Minutos depois, o jantar chegou. À princípio, Lucy não queria, mas foi só ver a refeição que começou a comer desesperadamente. O rosado sorriu, apoiando seu rosto na nas próprias mãos.

— O que foi?

— Nada. Você só... me lembra alguém.

— Isso é bom ou ruim?

— Os dois, eu acho. – sorriu timidamente.

— E por quê?

— Porque ela também não era minha.

Lucy forçou uma tosse, percebendo, então, o quanto já havia comido.

— Ah, não posso comer mais.

— Não pode ou não quer?

— Eu só... não posso. É uma coisa minha, nada demais.

— Loki tem algo a ver com isso?

— Claro que não tem. – disse, mas em sua testa estava escrito "MENTIROSA".

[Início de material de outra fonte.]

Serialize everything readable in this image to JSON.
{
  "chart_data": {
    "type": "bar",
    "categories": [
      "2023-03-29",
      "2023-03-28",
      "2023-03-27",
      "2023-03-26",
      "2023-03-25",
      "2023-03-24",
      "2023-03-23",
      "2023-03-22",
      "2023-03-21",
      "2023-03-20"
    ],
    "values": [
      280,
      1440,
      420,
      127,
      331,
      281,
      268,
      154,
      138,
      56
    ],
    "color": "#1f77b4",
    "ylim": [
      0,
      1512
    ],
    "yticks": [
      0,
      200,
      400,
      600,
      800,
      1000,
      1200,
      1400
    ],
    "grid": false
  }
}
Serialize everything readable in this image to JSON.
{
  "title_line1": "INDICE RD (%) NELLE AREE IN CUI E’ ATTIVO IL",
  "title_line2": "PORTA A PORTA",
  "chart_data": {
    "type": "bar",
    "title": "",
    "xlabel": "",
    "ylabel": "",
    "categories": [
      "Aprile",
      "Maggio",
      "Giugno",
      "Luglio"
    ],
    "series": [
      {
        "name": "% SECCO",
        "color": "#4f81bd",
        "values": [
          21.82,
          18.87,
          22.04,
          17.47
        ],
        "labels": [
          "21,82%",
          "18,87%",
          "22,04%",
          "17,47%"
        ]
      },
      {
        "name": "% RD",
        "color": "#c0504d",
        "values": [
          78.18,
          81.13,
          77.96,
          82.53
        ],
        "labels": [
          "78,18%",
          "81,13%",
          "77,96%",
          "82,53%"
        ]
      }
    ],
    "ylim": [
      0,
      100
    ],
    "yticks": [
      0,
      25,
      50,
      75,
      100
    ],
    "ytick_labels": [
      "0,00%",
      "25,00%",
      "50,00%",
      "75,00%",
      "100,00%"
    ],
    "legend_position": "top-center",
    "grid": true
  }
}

— Ok, vamos, eu te levo em casa.

x

Era só ficar sozinho que as memórias voltavam como um tiro. Era como se Lyon fosse teletransportado de volta a seu eu de 7 anos, vivendo nos subúrbios de Nova York, voltando pra casa após mais uma das apresentações de sua mãe. E falando em tiro, foi com essa memória que sentiu os estilhaços de vidro baterem no seu braço. Sua primeira preocupação: olhar pra sua mãe. O sangue inundava o carro. O pequeno Vastia sentia tudo sob o peso do olhar doloroso da sua genitora. Mesmo com uma dor insuportável, a mulher agarrava a caixa do seu violino. Outro tiro foi ouvido. O mundo havia parado para o garotinho. Ele urrava de dor, urrava de desespero, urrava temor. As lágrimas caiam de sua face dolorosamente. Era como se tivesse facas sendo enfiadas ao seu corpo enquanto todo aquele líquido escarlate escorria da boca de sua mãe.

— C-Cante para mim... uma última... vez... – a mulher suplicava num sorriso fraco.

— MÃE! FICA AQUI COMIGO, NÃO VAI, ESSA NÃO SERÁ SUA ÚLTIMA VEZ, EU PROMETO! – dizia desesperadamente segurando nas mãos frias de sua mãe. – Vamos sair daqui juntos, tudo bem? – outro tiro bateu de raspão no retrovisor do carro.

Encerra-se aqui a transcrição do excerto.